I hate shopping.
Men hate shopping. This is immutable. Okay, yes, one can easily point out special categories of exception, and woe betide me, I realise, should I errantly neglect to point this out, but for the most part, your average index male hates shopping.
Grocery shopping, being a subset of the set “shopping”, fits neatly beneath the crosshairs. Grocery shopping can represent a special kind of hell for the males of the species, most of whom struggle with domestic blindness at the best of times1, and so suffer the inherent disability of not knowing where on earth any bloody thing is in the supermarket, although over time a certain slight familiarity creeps in. Sending a man to a new supermarket, then, is very special kind of torture, ladies, eclipsing by some degrees what you think of as your most withering Look2.

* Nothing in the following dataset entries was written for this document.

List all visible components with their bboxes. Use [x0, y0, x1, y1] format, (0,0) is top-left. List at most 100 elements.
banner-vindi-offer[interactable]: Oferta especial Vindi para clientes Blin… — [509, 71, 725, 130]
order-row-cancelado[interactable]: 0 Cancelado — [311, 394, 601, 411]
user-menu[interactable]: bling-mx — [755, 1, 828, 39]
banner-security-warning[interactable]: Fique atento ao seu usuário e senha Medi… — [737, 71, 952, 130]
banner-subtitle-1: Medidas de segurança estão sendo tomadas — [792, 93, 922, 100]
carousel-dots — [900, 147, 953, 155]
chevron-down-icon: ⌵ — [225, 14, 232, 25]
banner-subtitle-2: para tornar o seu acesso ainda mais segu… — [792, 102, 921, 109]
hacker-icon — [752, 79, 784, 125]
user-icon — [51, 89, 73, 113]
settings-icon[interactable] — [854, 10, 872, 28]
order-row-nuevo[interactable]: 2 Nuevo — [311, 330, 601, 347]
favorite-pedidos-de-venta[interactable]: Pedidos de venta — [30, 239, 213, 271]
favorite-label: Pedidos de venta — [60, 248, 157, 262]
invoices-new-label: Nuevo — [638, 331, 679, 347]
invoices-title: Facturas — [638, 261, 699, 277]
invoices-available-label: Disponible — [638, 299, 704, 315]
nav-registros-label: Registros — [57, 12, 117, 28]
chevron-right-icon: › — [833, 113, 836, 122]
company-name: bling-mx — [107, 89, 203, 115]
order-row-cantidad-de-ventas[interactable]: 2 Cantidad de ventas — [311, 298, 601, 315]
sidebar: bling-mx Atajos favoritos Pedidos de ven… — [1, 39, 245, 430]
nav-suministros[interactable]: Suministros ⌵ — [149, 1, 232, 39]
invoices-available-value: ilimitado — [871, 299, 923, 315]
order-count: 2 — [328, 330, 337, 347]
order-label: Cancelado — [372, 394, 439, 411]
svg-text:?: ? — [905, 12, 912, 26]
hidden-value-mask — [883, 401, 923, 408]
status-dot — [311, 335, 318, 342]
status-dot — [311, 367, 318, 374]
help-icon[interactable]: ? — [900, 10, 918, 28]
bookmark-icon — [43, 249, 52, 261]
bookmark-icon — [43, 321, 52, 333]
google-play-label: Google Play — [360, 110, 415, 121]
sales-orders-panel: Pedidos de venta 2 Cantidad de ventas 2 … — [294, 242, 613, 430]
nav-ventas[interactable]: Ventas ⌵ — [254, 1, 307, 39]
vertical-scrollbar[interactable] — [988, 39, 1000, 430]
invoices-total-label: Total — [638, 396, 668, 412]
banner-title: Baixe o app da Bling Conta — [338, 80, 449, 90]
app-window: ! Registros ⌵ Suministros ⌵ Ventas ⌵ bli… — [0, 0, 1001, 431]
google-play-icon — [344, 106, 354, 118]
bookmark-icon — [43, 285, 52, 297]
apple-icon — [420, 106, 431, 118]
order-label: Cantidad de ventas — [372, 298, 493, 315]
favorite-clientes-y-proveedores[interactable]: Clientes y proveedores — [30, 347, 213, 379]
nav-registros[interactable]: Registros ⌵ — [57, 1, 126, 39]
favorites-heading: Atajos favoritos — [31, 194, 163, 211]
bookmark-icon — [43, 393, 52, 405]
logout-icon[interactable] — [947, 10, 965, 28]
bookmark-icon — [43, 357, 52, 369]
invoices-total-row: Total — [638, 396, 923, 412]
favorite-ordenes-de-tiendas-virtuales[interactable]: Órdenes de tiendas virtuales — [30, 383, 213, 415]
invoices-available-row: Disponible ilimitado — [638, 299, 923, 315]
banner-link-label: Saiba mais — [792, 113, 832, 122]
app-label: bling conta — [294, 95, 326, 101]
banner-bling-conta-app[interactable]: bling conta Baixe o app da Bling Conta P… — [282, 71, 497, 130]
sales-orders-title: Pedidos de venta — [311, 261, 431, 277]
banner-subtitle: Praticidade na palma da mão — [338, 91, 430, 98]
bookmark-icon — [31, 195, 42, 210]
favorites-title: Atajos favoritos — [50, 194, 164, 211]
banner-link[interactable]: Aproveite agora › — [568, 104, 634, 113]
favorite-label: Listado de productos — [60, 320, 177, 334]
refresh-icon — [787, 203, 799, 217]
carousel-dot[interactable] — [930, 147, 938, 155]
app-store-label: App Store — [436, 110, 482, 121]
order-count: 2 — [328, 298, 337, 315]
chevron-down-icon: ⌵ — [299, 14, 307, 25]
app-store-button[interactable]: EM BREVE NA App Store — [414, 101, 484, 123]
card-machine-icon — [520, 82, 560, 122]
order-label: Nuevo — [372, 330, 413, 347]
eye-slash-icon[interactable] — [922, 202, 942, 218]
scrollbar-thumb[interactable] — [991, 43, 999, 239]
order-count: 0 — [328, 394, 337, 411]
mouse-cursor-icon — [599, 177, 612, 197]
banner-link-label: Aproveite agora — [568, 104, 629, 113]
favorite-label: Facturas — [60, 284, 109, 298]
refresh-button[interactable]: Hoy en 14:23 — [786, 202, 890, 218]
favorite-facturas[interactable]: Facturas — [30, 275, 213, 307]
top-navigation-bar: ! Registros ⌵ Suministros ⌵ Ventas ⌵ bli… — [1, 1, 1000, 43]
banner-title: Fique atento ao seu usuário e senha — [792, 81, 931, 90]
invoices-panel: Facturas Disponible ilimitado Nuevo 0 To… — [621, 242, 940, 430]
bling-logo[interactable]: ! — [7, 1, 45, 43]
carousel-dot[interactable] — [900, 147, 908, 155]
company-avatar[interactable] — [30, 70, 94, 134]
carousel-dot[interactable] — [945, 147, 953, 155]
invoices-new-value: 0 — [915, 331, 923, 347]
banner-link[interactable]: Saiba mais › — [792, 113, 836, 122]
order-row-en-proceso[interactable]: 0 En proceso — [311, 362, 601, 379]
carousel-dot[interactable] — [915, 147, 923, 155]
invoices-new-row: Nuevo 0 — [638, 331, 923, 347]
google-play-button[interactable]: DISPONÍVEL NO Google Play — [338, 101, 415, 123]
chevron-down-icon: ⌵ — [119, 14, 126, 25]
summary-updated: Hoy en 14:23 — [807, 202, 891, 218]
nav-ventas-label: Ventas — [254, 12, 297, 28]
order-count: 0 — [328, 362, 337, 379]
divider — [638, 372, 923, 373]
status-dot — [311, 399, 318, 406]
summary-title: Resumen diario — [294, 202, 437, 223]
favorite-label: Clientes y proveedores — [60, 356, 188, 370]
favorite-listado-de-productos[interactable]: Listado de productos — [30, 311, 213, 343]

One of my pet hates whilst in a busy supermarket is that you cannot pause for precious breath but some inconsiderate loon comes up and wants something on the shelf behind you and you have to bleat the standard perfunctory “Sorry” and move along. Then, no sooner have you moved than another son of a motherless goat3 comes up and….rinse, repeat….rinse, repeat….it is infuriating.
One day befell the worst of all possible circumstances; tired, hungry, running late, and having been vouchsafed a truly hideous grocery list, a portion of the entries upon which I could not visualise, let along successfully locate.
As is my wont, I was standing with my back to a shelf in an aisle, vainly scanning the shelves opposite for some item of culinary miscellany, when someone came up and politely indicated that they wanted something on the shelf behind me. I grunted my assent and moved. Not a minute later, I was accosted again. This went on. The sixth time was a dear little old lady with a kind look on her face. Sadly, I was forced to tell her what I felt she needed to hear, viz: “NO! You do NOT need the Tena Lady thingos! Piss off and leave me alone!!”
The speed of her departure belied her apparent age.
I made my way away from the shelves to the back corner of the store, to the strains of “Cleanup in Aisle Six!”, which, on reflection, I should have thought more about, as I may have made a vital connection. I needed a rest; I just needed one solitary minute without people trying to usher me left and right. I leaned gratefully up against the firehose cabinet to catch my breath.
And the bloody fire alarm went off.
I managed to hold the bastards off until I ran out of cans.
I have no idea what I am headed for after I shuffle off this mortal coil should my record of conduct be found slightly wanting, but my most cynical demons fill my mind’s eye with a plane of existence filled with garish fluorescent lighting, maddening muzak, endless shelves full of unfamiliar and largely pointless foodstuffs, a list of items so esoteric that I go crosseyed just trying to read it, a basket with wheels which will only permit motion at 45° to any propulsion applied to it, and a sad little old lady weeing on my shoes.
2. For the record, we’re not scared of your Look. We’re not. You can’t really do anything to us we’re scared of short of sneak-attack physical violence, so anything short of that is of little consequence. We just let you think we’re scared of your Look so you’ll stop there instead of doing something tiresome like throwing our things out of the window or telling us about Grey’s Anatomy.
3. Happily for my local crime statistics, my more rational synapses recognise that the people in question are actually just going about their blameless occasions, not at all possessed with the evil irritatory intent with which I privately imbue them. This does not however prevent me from thinking very poorly of them indeed. Some of them would be shocked.